Ce sont ces éléments liés à la subjectivité et à la sensibilisation du public lecteur qui font l’objet de la présente analyse où les artifices éditoriaux (textuels et/ou imagés) utilisés dans un portrait de pays destiné aux enfants pour la promotion de l’œuvre et l’éventuelle sensibilisation de l’enfant seront identifiés et étudiés. En réfléchissant sur ces portraits de pays pour enfants, en tant que catégorie, nous envisageons de déterminer le type d’expérience interculturelle vers laquelle le jeune lecteur est conduit lorsqu’il lit un de ces ouvrages. De même, il convient de mieux définir le rôle de ces livres dans la constitution de la sensibilité et de la bibliothèque intérieure des enfants [4] face à une nouvelle culture, face aux différentes manières d’être, de vivre et de concevoir la réalité dans une société qui survalorise le moi et efface l’autre. En ce sens, la littérature jeunesse joue un rôle très important dans la formation intérieure des sujets et sur ce point du développement de la sensibilité, Claudine Haroche écrit que nous devons tous « avoir la possibilité de réfléchir, d’être actif dans la pensée ; éprouver certes des sensations diffuses, passagères, intenses, mais encore pouvoir éprouver des sentiments – durables, profonds – permettant de penser, de percevoir et de reconnaître l’autre, et de le respecter » [5].
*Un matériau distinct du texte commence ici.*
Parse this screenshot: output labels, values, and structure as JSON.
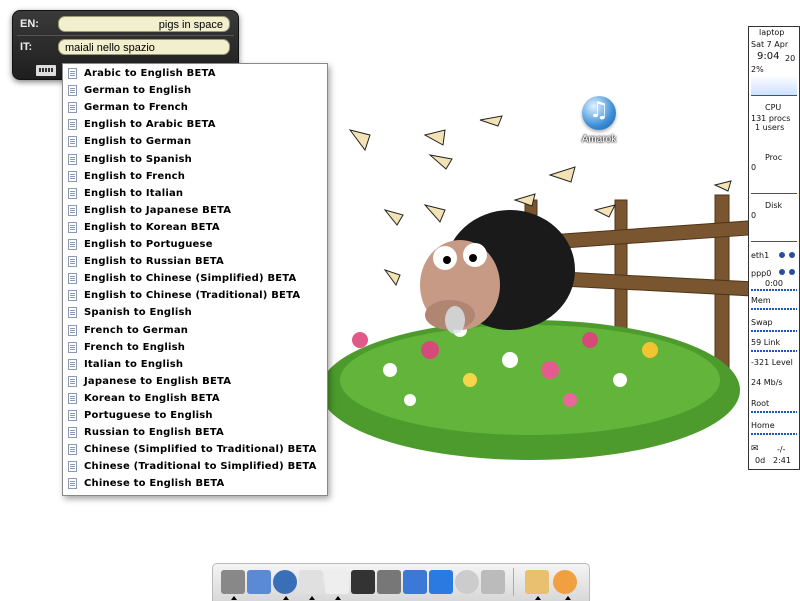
{
  "translator": {
    "en_label": "EN:",
    "en_value": "pigs in space",
    "it_label": "IT:",
    "it_value": "maiali nello spazio"
  },
  "menu": {
    "items": [
      "Arabic to English BETA",
      "German to English",
      "German to French",
      "English to Arabic BETA",
      "English to German",
      "English to Spanish",
      "English to French",
      "English to Italian",
      "English to Japanese BETA",
      "English to Korean BETA",
      "English to Portuguese",
      "English to Russian BETA",
      "English to Chinese (Simplified) BETA",
      "English to Chinese (Traditional) BETA",
      "Spanish to English",
      "French to German",
      "French to English",
      "Italian to English",
      "Japanese to English BETA",
      "Korean to English BETA",
      "Portuguese to English",
      "Russian to English BETA",
      "Chinese (Simplified to Traditional) BETA",
      "Chinese (Traditional to Simplified) BETA",
      "Chinese to English BETA"
    ]
  },
  "desktop": {
    "amarok_label": "Amarok"
  },
  "monitor": {
    "host": "laptop",
    "date": "Sat  7  Apr",
    "time": "9:04",
    "seconds": "20",
    "cpu_pct": "2%",
    "cpu_label": "CPU",
    "procs": "131 procs",
    "users": "1 users",
    "proc_label": "Proc",
    "proc_val": "0",
    "disk_label": "Disk",
    "disk_val": "0",
    "eth": "eth1",
    "ppp": "ppp0",
    "ppp_time": "0:00",
    "mem_label": "Mem",
    "swap_label": "Swap",
    "link": "59 Link",
    "level": "-321 Level",
    "rate": "24 Mb/s",
    "root_label": "Root",
    "home_label": "Home",
    "mail": "-/-",
    "uptime_d": "0d",
    "uptime_t": "2:41"
  },
  "dock": {
    "icons": [
      "terminal-icon",
      "gimp-icon",
      "safari-compass-icon",
      "paper-icon",
      "paper-shuffle-icon",
      "photo-icon",
      "coffee-icon",
      "waves-icon",
      "calendar-icon",
      "clock-icon",
      "cloud-icon",
      "key-icon",
      "globe-icon"
    ]
  }
}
[1] Voir Nathalie Prince, La Littérature de Jeunesse, 2e édition, Paris, Armand Colin, 2015.
[2] Voir Theodor Adorno, Teoria da Semicultura, Porto Velho, editora Universidade Federal de Rondônia, 2005 et Educação e Emancipação. Rio de Janeiro, Paz e Terra, 2006.
[3] Laurence Le Guen, Littératures pour la Jeunesse et Photographie, mise à jour et étude analytique d’un corpus éditorial européen et américain, des années 1860 à aujourd’hui, thèse de doctorat en littérature française, Université Rennes 2, 2019, p. 76.
[4] Sur la notion de bibliothèque intérieure des jeunes lecteur, consulter les productions dans le domaine de la didactique de la littérature. A titre de suggestion, voir Annie Rouxel, Aspectos metodológicos do ensino de literatura, dans Leitura de Literatura na Escola, Maria Amélia Dalvi, Neide Luzia De Rezende et Rita Jover-Faleiros (dir.), São Paulo, Editora Parábola, 2013, pp. 17-34. Voir aussi Annie Rouxel, Gérard Langlade et Neide Luzia de Rezende, Leitura Subjetiva e Ensino de Literatura, São Paulo, Alameda, 2013.
[5] Claudine Haroche, L’Avenir du sensible : les sens et les sentiments en questio n, Paris, Presse universitaire de France, 2008, p. 226.